Compare that to the hundreds or even thousands of times that people work 8+ hour days (since elections in the US are never on holidays), get to their polling place that closes as early as 6pm, and then find that they’ve forgot to bring or lost their ID, and then won’t or can’t vote in the election. The current system works fine, ID laws are 100% just a voter suppression tactic.

[–] Bleys@lemmy.world 3 points 10 hours ago (1 children)

I think that’s a local state or city requirement, I’m not sure I’ve ever had to sign for a ballot.

[–] Bleys@lemmy.world 23 points 12 hours ago (9 children)

It’s a fair question so idk why people are downvoting you. But in the US you can’t just walk in and vote (ID or not). Before the election you have to register to vote, and that process verifies that you are a citizen. Then once you go into your polling place to actually cast your vote, they check your name/address to see if you’ve been registered, and if you have, then you are allowed to vote.

So requiring ID to vote introduces a second step to check something that’s already been verified (you can’t register to vote if you aren’t a citizen), and Republicans love it because adding extra hoops to the voting process lowers turnout and historically Republicans do better in low voter turnout elections.

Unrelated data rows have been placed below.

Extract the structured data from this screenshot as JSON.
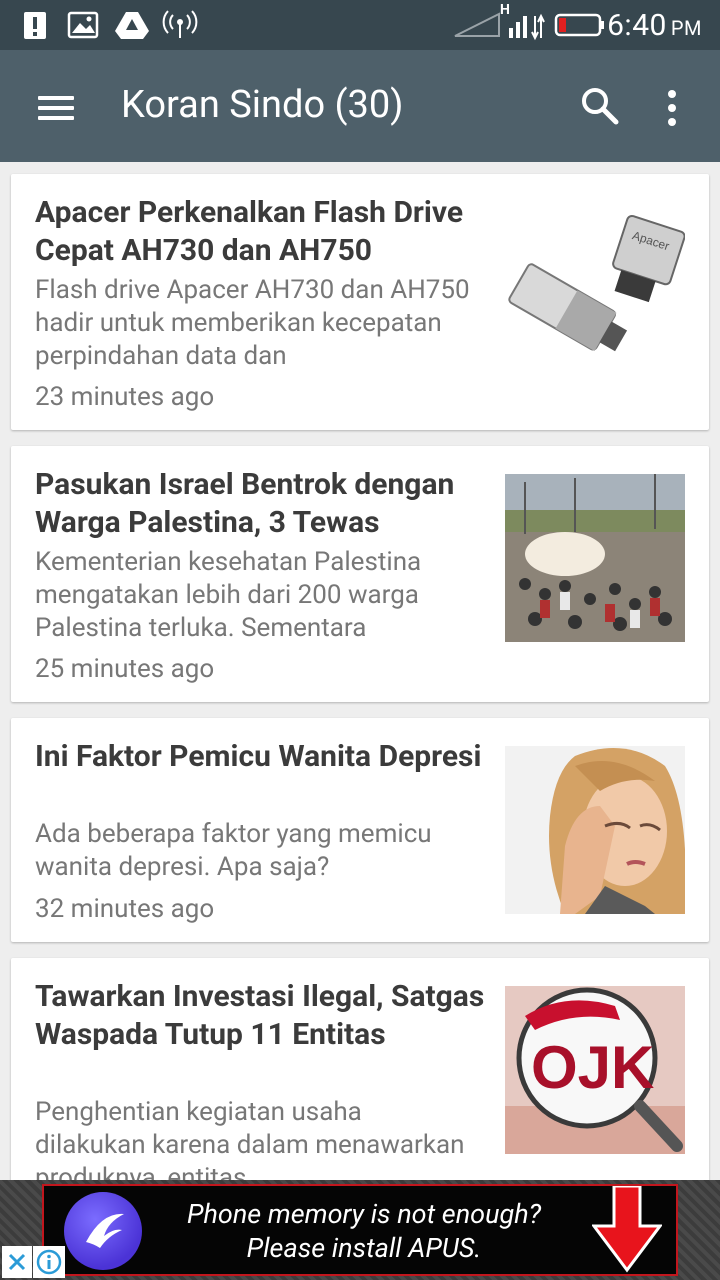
{
  "status_bar": {
    "time": "6:40",
    "ampm": "PM",
    "network_type": "H",
    "icons": [
      "alert-icon",
      "gallery-icon",
      "drive-icon",
      "hotspot-icon",
      "signal-icon",
      "battery-icon"
    ]
  },
  "app_bar": {
    "title": "Koran Sindo (30)",
    "icons": [
      "menu-icon",
      "search-icon",
      "more-icon"
    ]
  },
  "articles": [
    {
      "title": "Apacer Perkenalkan Flash Drive Cepat AH730 dan AH750",
      "summary": "Flash drive Apacer AH730 dan AH750 hadir untuk memberikan kecepatan perpindahan data dan",
      "time": "23 minutes ago",
      "thumb_label": "Apacer"
    },
    {
      "title": "Pasukan Israel Bentrok dengan Warga Palestina, 3 Tewas",
      "summary": "Kementerian kesehatan Palestina mengatakan lebih dari 200 warga Palestina terluka. Sementara",
      "time": "25 minutes ago"
    },
    {
      "title": "Ini Faktor Pemicu Wanita Depresi",
      "summary": "Ada beberapa faktor yang memicu wanita depresi. Apa saja?",
      "time": "32 minutes ago"
    },
    {
      "title": "Tawarkan Investasi Ilegal, Satgas Waspada Tutup 11 Entitas",
      "summary": "Penghentian kegiatan usaha dilakukan karena dalam menawarkan produknya, entitas",
      "time": "",
      "thumb_label": "OJK"
    }
  ],
  "ad": {
    "line1": "Phone memory is not enough?",
    "line2": "Please install APUS.",
    "close_icon": "close-icon",
    "info_icon": "info-icon"
  },
  "colors": {
    "status_bar": "#37474f",
    "app_bar": "#4e606a",
    "background": "#eeeeee",
    "ad_border": "#c2161d",
    "ad_arrow": "#e8141c"
  }
}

[–] Bleys@lemmy.world 1 points 1 day ago

If Trump didn’t get a second term, then Reagan probably goes down as having done more net damage to the country. Now it’s anyone’s game.

[–] Bleys@lemmy.world 17 points 2 days ago (1 children)

Except these guys never go after the Catholic Church

[–] Bleys@lemmy.world 1 points 6 days ago

Well the US doesn’t have to do anything, so hopefully he follows up on that promise (doubt).

[–] Bleys@lemmy.world 129 points 6 days ago (3 children)

Threatening a foreign citizen (and former PM no less) with

  1. Invasion of his home country
  2. Expelling him from that country
  3. Forcing him into manual labor in another country (which also is currently independent)

That is insane, even as a joke.

[–] Bleys@lemmy.world 1 points 2 weeks ago

The road to hell is paved with good intentions. There’s no good dictator and entertaining the idea is dangerous.

[–] Bleys@lemmy.world 1 points 2 weeks ago* (last edited 2 weeks ago)

Lol bro maga exists because of dumb people and extremely rich people who take advantage of them, full stop. Every increase in education level favored Harris, as did $100k+ earners, aka your “petite bourgeoisie”. Stop trying to sow discord where it doesn’t exist.